Opinion of the Justices

I cannot agree with the opinion of the majority of the Justices on this issue.

In Mayor, etc. of Ensley v. Cohn, 149 Ala. 316, 42 So. 827 (1907), this Court considered § 106 just six years after its ratification by the people, and regarding the requirements of local legislation, which in that case, proposed that city limits be altered or rearranged, stated:

"The substance of the proposed law in the present case is the altering or rearranging of the boundaries of the city. This was contained in the published notice of the intention to apply for the passage of the act, and, conceding that it was necessary to give the notice as required in section 106 of the Constitution, this would have been sufficient, without giving in minute detail and particularly the course and bearings of the boundary line. What was said, and the principle there stated, in Law v. State, 142 Ala. 62, 38 So. 798, finds ready application here. There can be no distinction in principle in the two cases on the question under consideration. See, also, Ex parte Black, 144 Ala. 1, 40 So. 133. The published notice having given the substance of the proposed law — the altering or rearranging of the boundaries of the city of Ensley — the fact that notice was also given of the proposed territorial lines, which were not followed, but were changed in the act as passed, does not invalidate the act or affect the principle above stated, since the fact remains that the notice given contained the substance of the law as enacted. The foregoing views are not in conflict with the decision in the case of Brame v. State, (Ala.) [148 Ala. 629] 38 So. 1031. The facts in that case readily differentiate it from the case before us.

"The bill as passed did not include in the city limits the railroad mentioned in the advertised notice. The proviso at the conclusion of section 1 of the act, in reference to the taxation of the railroads mentioned therein, is without any field of operation, since in the act as passed these railroads are not within the city limits, and may, therefore, be stricken out without affecting the main purposes of the act or its integrity. The rule is well settled that whenever a part of an act, objectionable on constitutional grounds, can be eliminated without affecting the purpose of the act or its integrity as a whole, this will be done, and the valid and unobjectionable part be permitted to stand. Such is the case here. The provision in the act in reference to the railroads can be eliminated and the balance permitted to stand without in the slightest affecting the integrity of the act as a whole."

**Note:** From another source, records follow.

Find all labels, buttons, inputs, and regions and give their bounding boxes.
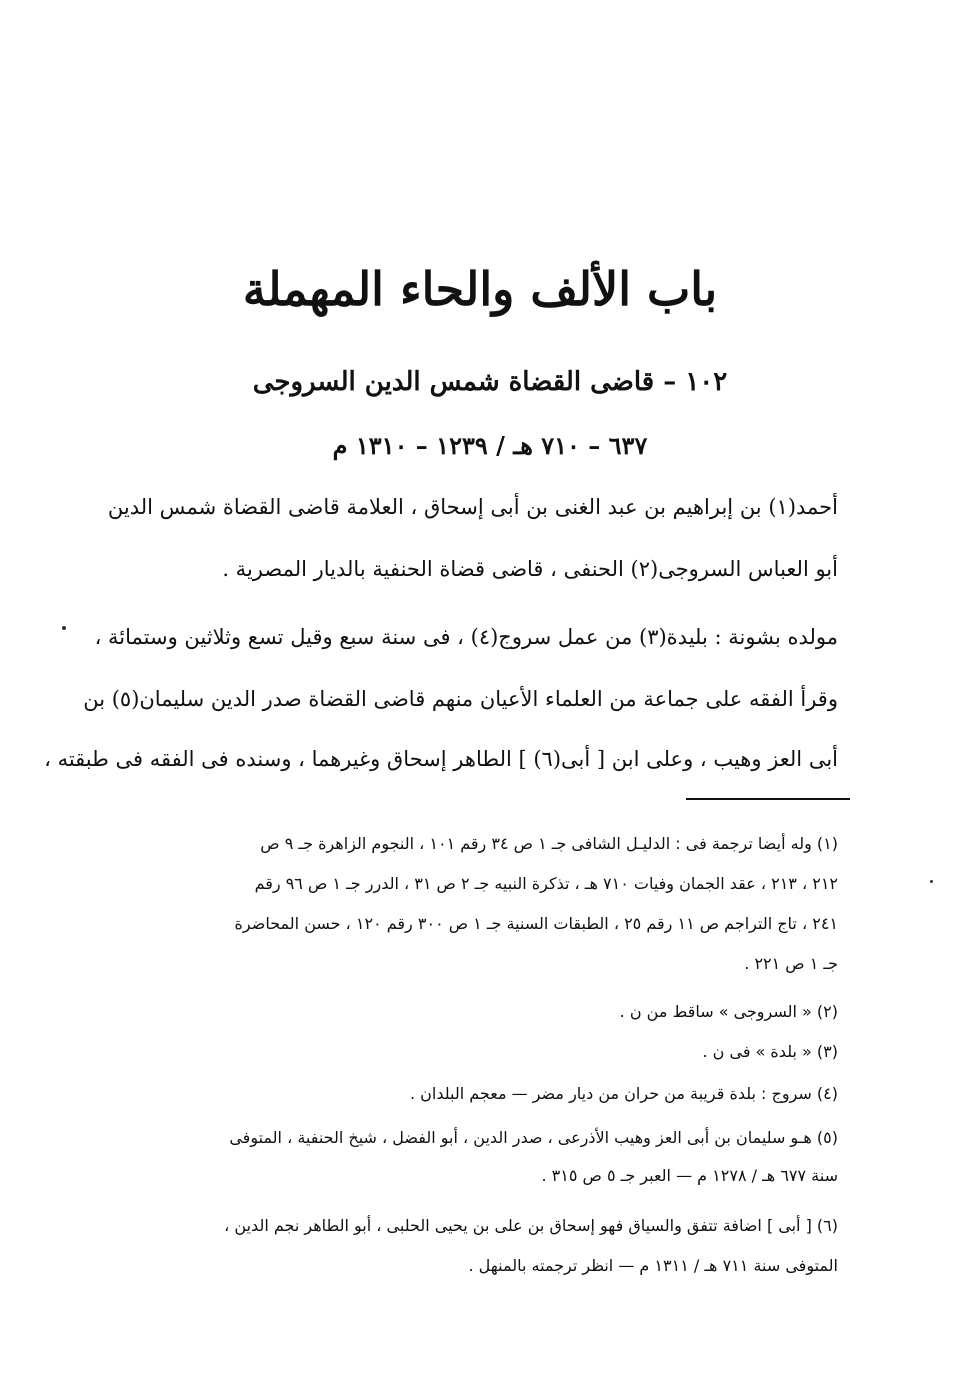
footnote-separator <box>686 798 850 800</box>
footnote-line: (٢) « السروجى » ساقط من ن . <box>619 1002 838 1021</box>
section-title: باب الألف والحاء المهملة <box>242 262 718 316</box>
footnote-line: (٣) « بلدة » فى ن . <box>702 1042 838 1061</box>
body-line: وقرأ الفقه على جماعة من العلماء الأعيان منهم قاضى القضاة صدر الدين سليمان(٥) بن <box>83 687 838 711</box>
body-line: أحمد(١) بن إبراهيم بن عبد الغنى بن أبى إسحاق ، العلامة قاضى القضاة شمس الدين <box>107 495 838 519</box>
entry-dates: ٦٣٧ – ٧١٠ هـ / ١٢٣٩ – ١٣١٠ م <box>332 431 648 460</box>
footnote-line: (٥) هـو سليمان بن أبى العز وهيب الأذرعى ، صدر الدين ، أبو الفضل ، شيخ الحنفية ، المتوفى <box>229 1128 838 1147</box>
scan-speck <box>62 626 66 630</box>
entry-heading: ١٠٢ – قاضى القضاة شمس الدين السروجى <box>252 367 728 397</box>
body-line: مولده بشونة : بليدة(٣) من عمل سروج(٤) ، فى سنة سبع وقيل تسع وثلاثين وستمائة ، <box>94 625 838 649</box>
footnote-line: جـ ١ ص ٢٢١ . <box>744 954 838 973</box>
scan-speck <box>930 880 933 883</box>
footnote-line: ٢١٢ ، ٢١٣ ، عقد الجمان وفيات ٧١٠ هـ ، تذكرة النبيه جـ ٢ ص ٣١ ، الدرر جـ ١ ص ٩٦ رقم <box>254 874 838 893</box>
footnote-line: (٦) [ أبى ] اضافة تتفق والسياق فهو إسحاق بن على بن يحيى الحلبى ، أبو الطاهر نجم الدين ، <box>224 1216 838 1235</box>
footnote-line: (٤) سروج : بلدة قريبة من حران من ديار مضر — معجم البلدان . <box>409 1084 838 1103</box>
footnote-line: ٢٤١ ، تاج التراجم ص ١١ رقم ٢٥ ، الطبقات السنية جـ ١ ص ٣٠٠ رقم ١٢٠ ، حسن المحاضرة <box>234 914 838 933</box>
body-line: أبو العباس السروجى(٢) الحنفى ، قاضى قضاة الحنفية بالديار المصرية . <box>222 557 838 581</box>
footnote-line: سنة ٦٧٧ هـ / ١٢٧٨ م — العبر جـ ٥ ص ٣١٥ . <box>541 1166 838 1185</box>
body-line: أبى العز وهيب ، وعلى ابن [ أبى(٦) ] الطاهر إسحاق وغيرهما ، وسنده فى الفقه فى طبقته ، <box>44 747 838 771</box>
footnote-line: المتوفى سنة ٧١١ هـ / ١٣١١ م — انظر ترجمته بالمنهل . <box>468 1256 838 1275</box>
footnote-line: (١) وله أيضا ترجمة فى : الدليـل الشافى جـ ١ ص ٣٤ رقم ١٠١ ، النجوم الزاهرة جـ ٩ ص <box>260 834 838 853</box>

I am quite aware that the Mayor, etc. of Ensley v. Cohn decision of the Court was criticized in First National Bank ofEutaw v. Smith, 217 Ala. 482, 117 So. 38 (1928); the Court, in one short concluding paragraph, without examination of the constitutional debates, and without erudite justification, did opine:

"We have not overlooked the case of Mayor, etc. of Ensley v. Cohn, 149 Ala. 316, 42 So. 827, where it was held that the advertisement of a bill to alter municipal boundaries, which specified the boundaries proposed to be adopted, could be amended before passage by the specification of materially different boundaries. It will suffice to say that we are convinced the law was misapplied in that case, and we are unwilling to follow it now."

In Birmingham-Jefferson Civic Center Authority v. Hoadley, [MS. March 19, 1982], ___ So.2d ___ (Ala. 1982), I did extensive research into the reasons and purposes for § 106, and as I spelled out in my dissent in that case, I thought Mr. Justice Foster's gratuitous statement in State ex rel.Wilkinson v. Allen, 219 Ala. 590, 123 So. 36 *Page 279 (1929), that a local bill which gave not only the substance, but also the details, could rarely be amended, was not good law, and certainly was not based on precedent.

I think Mayor, etc. of Ensley v. Cohn, decided, as I have pointed out, almost contemporaneously with the ratification of § 106 of the Constitution, correctly states the true intent of § 106, and that the Justices, in Opinion of the Justices,252 Ala. 361, 41 So.2d 266 (1949), who cited Mayor, etc. of Ensleyv. Cohn, were correct in doing so, because I am of the opinion that the following principle of law therein stated is correct:

"A narrow and literal construction [of § 106] would destroy all power of amendment in the legislative process, so that the legislature would be required to accept, if at all, every local bill in the exact terms of its proposal."